Maria Gracia, who cried “Come Gesy Bambino!” (He is the image of the Christ Child!) on seeing her grandson for the first time, has to agree with me at last.

Then, for months, she bides her time. Watching out of the corner of her eye as I nurse her grandson, she bastes braciole, kneads dough, ladles sauce from homegrown tomatoes over pasta, and waits. At the next family get-together, she calmly Velcros a bib around Alessandro’s neck and places a heaping bowlful of her signature meatballs on the table. Beaming, she holds her grandson on her lap and picks up a spoon. With the confidence of a military commander going into battle, she digs in. In the corner, Zio Peppino whispers, “Mangia, mangia!” and is shushed.

My in-laws—aunts, uncles, cousins, nieces, nephews—gather in the kitchen as Alessandro, seven-months-old, takes his first bite of Maria Gracia’s food. My father-in-law is actually holding his breath. My son smiles, a look of wonder and surprise on his face. Then he claps his hands, smearing red sauce from his chin to his forehead.

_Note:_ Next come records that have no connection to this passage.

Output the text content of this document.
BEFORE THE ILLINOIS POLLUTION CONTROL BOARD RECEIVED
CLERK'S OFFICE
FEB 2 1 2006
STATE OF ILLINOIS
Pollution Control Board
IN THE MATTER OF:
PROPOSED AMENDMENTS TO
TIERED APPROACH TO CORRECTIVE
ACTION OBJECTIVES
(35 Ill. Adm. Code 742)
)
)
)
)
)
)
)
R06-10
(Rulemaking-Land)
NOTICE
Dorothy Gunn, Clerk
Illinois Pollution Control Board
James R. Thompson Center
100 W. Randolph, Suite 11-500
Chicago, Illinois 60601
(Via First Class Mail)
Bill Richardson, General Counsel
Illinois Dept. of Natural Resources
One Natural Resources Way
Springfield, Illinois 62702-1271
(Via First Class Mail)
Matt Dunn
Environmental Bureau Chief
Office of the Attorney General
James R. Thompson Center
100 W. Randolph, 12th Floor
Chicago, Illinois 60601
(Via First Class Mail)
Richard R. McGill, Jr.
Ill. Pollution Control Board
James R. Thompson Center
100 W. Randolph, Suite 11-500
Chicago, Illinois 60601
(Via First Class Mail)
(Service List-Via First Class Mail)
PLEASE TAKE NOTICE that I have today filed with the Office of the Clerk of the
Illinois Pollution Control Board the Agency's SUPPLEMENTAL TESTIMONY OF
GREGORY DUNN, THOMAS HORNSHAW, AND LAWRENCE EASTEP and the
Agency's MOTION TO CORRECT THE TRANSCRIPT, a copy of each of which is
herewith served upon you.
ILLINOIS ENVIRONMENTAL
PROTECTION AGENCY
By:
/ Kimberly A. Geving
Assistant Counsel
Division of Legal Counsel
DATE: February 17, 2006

“Ah! Italiano!” my husband’s family—my family—exclaims as one, laughing, relieved. “Alessandro, this boy—he’s Italian!”

I discover that how we feed our children—surrounded by family, from our bodies, with love—is what makes us who we are.

Elisabeth Wilkins Lombardo hails from Cape Elizabeth, Maine, where she lives with her husband, Joe, and their son, Alessandro (3). Before moving to Maine, she spent ten years in Japan, working as a radio and TV announcer. Her stories have been published in the Japan Times, The Daily Yomiuri, Motherhood, and Osaka (Kansai) Timeout. Her prize-winning essay “After the Quake” was published in Japanese in a book about the great Kobe earthquake. Elisabeth is now working on a novel.